Behind the bar stood a weedy young man wearing a deer-in-the-headlights expression and a nametag reading, Hello! My Name Is Giles. Temporary help for Play season, no doubt. Claire let Elliot seat her at a table in the corner and tried to look enthusiastic when he called, “Two Bristol creams, there's a good lad."

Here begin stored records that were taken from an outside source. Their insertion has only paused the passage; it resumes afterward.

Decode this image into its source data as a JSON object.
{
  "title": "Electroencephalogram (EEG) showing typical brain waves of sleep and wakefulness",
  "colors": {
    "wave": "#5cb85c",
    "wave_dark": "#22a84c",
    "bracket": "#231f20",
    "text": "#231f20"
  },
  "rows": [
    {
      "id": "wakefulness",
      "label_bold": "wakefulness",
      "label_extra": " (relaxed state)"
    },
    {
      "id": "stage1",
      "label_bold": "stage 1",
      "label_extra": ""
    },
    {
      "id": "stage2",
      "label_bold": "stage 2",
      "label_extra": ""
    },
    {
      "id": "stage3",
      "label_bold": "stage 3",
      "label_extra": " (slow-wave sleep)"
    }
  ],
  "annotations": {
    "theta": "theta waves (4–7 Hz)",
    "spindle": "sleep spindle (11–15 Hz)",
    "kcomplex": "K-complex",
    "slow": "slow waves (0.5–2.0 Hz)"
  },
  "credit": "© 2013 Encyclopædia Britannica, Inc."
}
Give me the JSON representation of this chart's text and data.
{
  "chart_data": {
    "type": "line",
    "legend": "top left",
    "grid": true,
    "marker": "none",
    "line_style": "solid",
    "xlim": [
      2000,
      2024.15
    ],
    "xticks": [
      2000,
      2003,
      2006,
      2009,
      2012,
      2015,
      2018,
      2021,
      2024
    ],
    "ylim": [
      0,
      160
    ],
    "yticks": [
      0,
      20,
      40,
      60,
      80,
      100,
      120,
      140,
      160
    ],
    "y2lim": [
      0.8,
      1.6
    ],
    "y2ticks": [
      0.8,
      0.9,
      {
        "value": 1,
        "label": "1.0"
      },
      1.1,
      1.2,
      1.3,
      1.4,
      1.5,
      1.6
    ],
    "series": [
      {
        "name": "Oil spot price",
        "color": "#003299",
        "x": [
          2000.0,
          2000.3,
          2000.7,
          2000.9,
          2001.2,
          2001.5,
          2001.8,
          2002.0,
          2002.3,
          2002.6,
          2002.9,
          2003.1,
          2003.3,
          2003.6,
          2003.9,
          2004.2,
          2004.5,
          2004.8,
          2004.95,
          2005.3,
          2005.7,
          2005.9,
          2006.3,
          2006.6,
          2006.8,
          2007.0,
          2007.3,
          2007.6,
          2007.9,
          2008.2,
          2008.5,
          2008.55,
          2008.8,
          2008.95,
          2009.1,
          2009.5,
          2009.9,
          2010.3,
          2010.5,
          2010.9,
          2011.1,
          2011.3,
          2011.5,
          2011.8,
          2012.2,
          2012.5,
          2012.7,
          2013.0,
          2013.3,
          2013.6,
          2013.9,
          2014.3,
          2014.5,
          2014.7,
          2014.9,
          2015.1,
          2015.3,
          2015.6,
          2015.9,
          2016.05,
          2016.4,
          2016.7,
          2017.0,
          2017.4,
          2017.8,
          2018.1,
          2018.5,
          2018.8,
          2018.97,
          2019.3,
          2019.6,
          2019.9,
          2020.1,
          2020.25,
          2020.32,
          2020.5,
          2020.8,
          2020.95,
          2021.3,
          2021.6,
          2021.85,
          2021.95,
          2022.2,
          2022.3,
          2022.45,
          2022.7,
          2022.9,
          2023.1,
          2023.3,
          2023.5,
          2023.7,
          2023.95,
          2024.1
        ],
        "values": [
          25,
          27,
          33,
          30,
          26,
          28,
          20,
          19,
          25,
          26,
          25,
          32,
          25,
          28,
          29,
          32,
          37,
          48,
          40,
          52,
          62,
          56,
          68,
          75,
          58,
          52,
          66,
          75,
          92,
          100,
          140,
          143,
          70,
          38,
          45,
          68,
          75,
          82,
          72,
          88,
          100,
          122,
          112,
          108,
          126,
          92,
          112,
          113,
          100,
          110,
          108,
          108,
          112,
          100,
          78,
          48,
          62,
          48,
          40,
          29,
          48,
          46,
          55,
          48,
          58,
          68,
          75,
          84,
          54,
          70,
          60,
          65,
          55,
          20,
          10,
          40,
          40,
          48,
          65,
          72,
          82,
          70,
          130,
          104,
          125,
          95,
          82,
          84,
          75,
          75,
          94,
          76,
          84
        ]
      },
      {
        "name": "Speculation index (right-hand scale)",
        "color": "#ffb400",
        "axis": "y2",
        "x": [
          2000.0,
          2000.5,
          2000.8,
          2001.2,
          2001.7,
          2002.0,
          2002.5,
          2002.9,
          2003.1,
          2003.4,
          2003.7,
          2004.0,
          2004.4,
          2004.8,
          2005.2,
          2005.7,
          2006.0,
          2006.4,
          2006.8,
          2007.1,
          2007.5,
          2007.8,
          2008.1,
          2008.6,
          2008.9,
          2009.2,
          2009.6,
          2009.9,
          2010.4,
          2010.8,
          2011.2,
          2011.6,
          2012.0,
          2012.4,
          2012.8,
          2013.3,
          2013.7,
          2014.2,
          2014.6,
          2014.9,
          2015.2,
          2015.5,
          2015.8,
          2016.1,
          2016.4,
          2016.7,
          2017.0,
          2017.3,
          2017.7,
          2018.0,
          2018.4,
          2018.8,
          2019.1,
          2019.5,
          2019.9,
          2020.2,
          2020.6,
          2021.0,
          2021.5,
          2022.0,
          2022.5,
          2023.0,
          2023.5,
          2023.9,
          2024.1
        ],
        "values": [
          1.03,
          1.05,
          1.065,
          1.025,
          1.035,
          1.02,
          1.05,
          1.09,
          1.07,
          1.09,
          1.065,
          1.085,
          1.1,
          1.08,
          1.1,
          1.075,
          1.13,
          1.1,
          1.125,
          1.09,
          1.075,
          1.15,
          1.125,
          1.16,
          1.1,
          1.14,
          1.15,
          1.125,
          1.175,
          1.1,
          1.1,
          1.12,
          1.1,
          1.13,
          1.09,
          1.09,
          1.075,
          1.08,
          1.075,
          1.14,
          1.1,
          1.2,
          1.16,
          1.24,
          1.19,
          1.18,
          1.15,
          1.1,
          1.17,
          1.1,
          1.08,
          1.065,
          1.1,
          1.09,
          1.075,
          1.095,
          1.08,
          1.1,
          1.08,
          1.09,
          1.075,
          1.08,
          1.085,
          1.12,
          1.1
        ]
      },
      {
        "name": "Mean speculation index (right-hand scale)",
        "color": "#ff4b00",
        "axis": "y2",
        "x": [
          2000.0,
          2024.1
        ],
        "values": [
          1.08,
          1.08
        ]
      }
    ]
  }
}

My Name Is Giles started searching up and down the rows of bottles and finally pushed through the swinging door into the kitchen. Rob emerged like a grumpy bear from his den. Snorting irritation, he pointed out bottle and glasses and stood menacingly over the youth while he poured. Then Rob snatched the glasses away, stalked out from behind the bar, and plunked the glasses onto the table so hard they slopped over. Ignoring Rob—he was used to ignoring Rob—Elliot captured Claire's hands and pressed them in his own cold and dry ones. “I was simply aghast at your accident today. Although I assume it was no accident."

“Hard to say.” Claire rescued her hands and took a tiny sip of the sherry. It tasted like cough syrup. She thought wistfully of Richard's whiskey. Not to mention Richard's scent. Elliot's after shave wasn't quite as noxious as Pakenham's, but there was still way too much of it.

“How terrible it must be for you,” Elliot went on, “to be beset with danger so far away from home."